Zoom gives us some ability to simulate some portion of in-person interaction, and for that we are profoundly grateful (for the most part).
We do love to grouse about what Zoom can’t do, i.e. what it misses out of the human experience of being together. In a Zoom meeting there are no touch, no smell, no sense of spacial arrangement, no two or more people speaking (or singing) simultaneously.
What we haven’t explored so well is what this medium offers that is different, and perhaps better in some way, than real life.
Pants optional. Notoriously, of course, for a Zoom meeting you only have to make presentable the upper half of your body. Around the time this blog began, news outlets were reporting that Walmart was selling more tops but fewer pants.
Surreptitious observation. Consider a Zoom meeting of 8 people, versus a physical gathering of the same people around a conference room table. With Zoom you can watch everyone’s facial reactions at once. The direction of your gaze is not a giveaway; in fact where you are looking is disconnected from whose image you may be looking at. (The arrangement of faces on each person’s screen is indeterminate.)
Egalitarianism. Zoom can impart an egalitarian feel to a meeting. There may be a meeting convener and “boss,” and that person may be endowed with extra powers (such as the ability to mute anyone or everyone); but visually, the boss appears the same as everyone else. In the gallery view, all are the same size. In the speaker view, there remains an egalitarian flavor: whoever speaks gets the focus of a large image, whether it’s the boss or the janitor.
Shy empowerment. Zoom can embolden shy people. Consider someone tasked with making a presentation to a group.

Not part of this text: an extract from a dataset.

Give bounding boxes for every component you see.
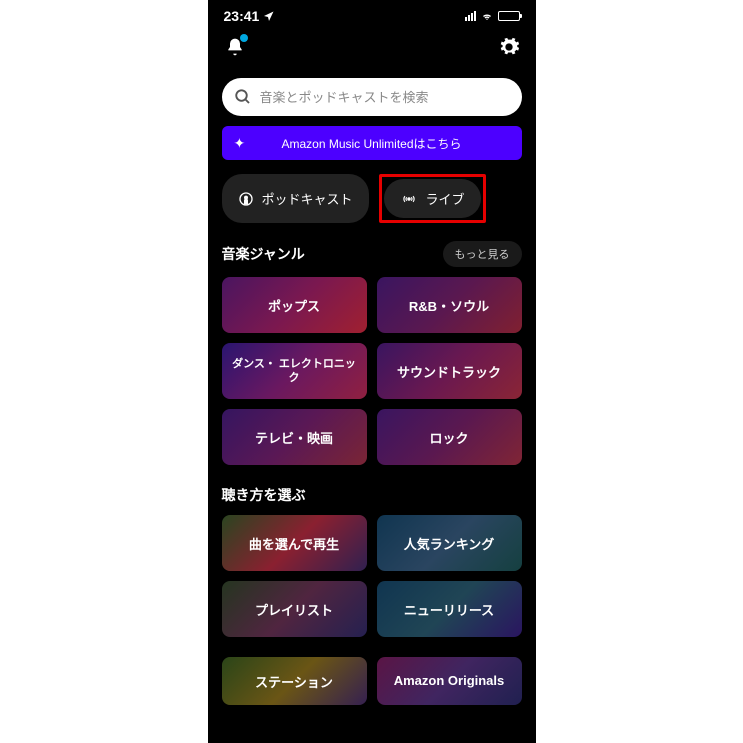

Doing so in person might inspire anything from tremors to abject terror. Zoom imposes a psychological distance that can be a balm to the shy speaker.
Infovore empowerment. Zoom offers advantages to the infovore. During a meeting anyone can open an on-screen window and do some quick research. Depending on security settings, anyone may display their screen to all in order to share the fruits of such research. An in-person meeting allows no similar opportunity to share with all.
What else does Zoom do better (or just differently) than actual presence?
A friend on Facebook, who works in addicton recovery, left this comment when I posted a link to this post there:
“I’ve read, and heard, that Zoom has been a boon to those in early recovery who struggle to attend 12-Step meetings in person. The recovery community, at least in the DC area, has done a great job transitioning to virtual meetings, where folks who cope with shyness, anxiety and perhaps trauma histories can now safely check out these communities (without video if need be). This provides opportunity and increases the potential for finding the right support, the right fit, the right fellowship, and the level of initial comfort needed to engender further engagement. And that’s goodness.”